Pia knew Mutti was right; she’d suffered enough bullying at school to know everything she said was true. Rumors were flying that German spies were poisoning food, and German-Americans were secretly hoarding arms. Some Germans had even been sent to jail or internment camps. The city was plastered with posters showing Germans standing over dead bodies and ads directing people to buy war bonds to “Beat back the Hun!” Churches with German congregations had been painted yellow, German-language newspapers were shut down, and schoolchildren were forced to sign pledges promising not to use any foreign language whatsoever. As if that weren’t enough, a special police group called the Home Guard, originally formed to patrol the streets with guns to ensure adequate protection of important points in the city—the Water Works and pumping station, the electric light distributing plant, the telephone service, and various power stations at manufacturing plants—now also patrolled the south end of the city to keep an eye on German immigrants. Some companies refused to employ Germans, so Mutti lost her job at the textile mill. And because she needed a permit to withdraw money from the bank, what little cash they had left was kept under a floorboard inside a bedroom cubby. Even sauerkraut and hamburgers were renamed “liberty cabbage” and “liberty sandwiches.”

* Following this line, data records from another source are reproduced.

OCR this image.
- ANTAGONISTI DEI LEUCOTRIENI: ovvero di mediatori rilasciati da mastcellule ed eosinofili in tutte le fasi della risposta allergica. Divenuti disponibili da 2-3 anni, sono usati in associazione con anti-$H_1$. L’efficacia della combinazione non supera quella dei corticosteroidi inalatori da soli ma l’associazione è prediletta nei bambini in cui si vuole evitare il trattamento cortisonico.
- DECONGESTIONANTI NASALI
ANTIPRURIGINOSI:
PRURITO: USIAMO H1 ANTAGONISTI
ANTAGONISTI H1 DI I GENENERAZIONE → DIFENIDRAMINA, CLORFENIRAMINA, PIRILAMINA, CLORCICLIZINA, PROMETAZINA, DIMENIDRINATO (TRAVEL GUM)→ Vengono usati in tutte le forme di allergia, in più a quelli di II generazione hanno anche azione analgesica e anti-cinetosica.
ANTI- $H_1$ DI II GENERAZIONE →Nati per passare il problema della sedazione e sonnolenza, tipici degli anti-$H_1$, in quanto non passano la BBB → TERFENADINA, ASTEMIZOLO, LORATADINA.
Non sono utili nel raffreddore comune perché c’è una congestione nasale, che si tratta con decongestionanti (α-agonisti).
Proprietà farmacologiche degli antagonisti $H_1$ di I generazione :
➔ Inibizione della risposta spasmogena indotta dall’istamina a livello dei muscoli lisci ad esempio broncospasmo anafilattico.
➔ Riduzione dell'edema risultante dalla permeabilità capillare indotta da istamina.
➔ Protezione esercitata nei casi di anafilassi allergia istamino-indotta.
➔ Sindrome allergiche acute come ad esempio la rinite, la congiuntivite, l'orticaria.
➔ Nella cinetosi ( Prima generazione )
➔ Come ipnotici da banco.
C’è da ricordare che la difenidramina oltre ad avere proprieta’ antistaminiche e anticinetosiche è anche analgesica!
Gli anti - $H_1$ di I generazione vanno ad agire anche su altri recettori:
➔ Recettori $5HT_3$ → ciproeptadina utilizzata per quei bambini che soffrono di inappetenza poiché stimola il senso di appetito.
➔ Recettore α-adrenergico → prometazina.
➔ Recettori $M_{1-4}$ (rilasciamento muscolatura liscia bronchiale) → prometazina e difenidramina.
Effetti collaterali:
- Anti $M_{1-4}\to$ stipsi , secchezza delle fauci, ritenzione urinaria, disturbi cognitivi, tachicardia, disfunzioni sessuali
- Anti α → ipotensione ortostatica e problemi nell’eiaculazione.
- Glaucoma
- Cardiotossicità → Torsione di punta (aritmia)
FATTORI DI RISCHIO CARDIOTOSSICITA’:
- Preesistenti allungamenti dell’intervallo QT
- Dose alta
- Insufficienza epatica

But knowing Mutti was right didn’t make going to the parade any easier.

* * *

Three days after the parade, while her schoolmates laughed and played hopscotch and jump rope during recess, Pia sat alone in her usual spot, on a flat rock near the back fence of the schoolyard, pretending to read. The air was pale, as gray as smoke, and the breeze carried a slight chill. Luckily, she’d remembered to bring her sweater, especially since the school windows were being kept open to ward off the grippe. Her three-quarter-length dress had long sleeves and her cotton stockings were thick, but the flour-sack material of her skirt and bodice was worn and thin. She put the book down, pulled her sleeves over her fists, and tried to stop shivering. Was she trembling because of the cold, or because she couldn’t stop thinking about what she’d seen and heard since the Liberty Loan parade?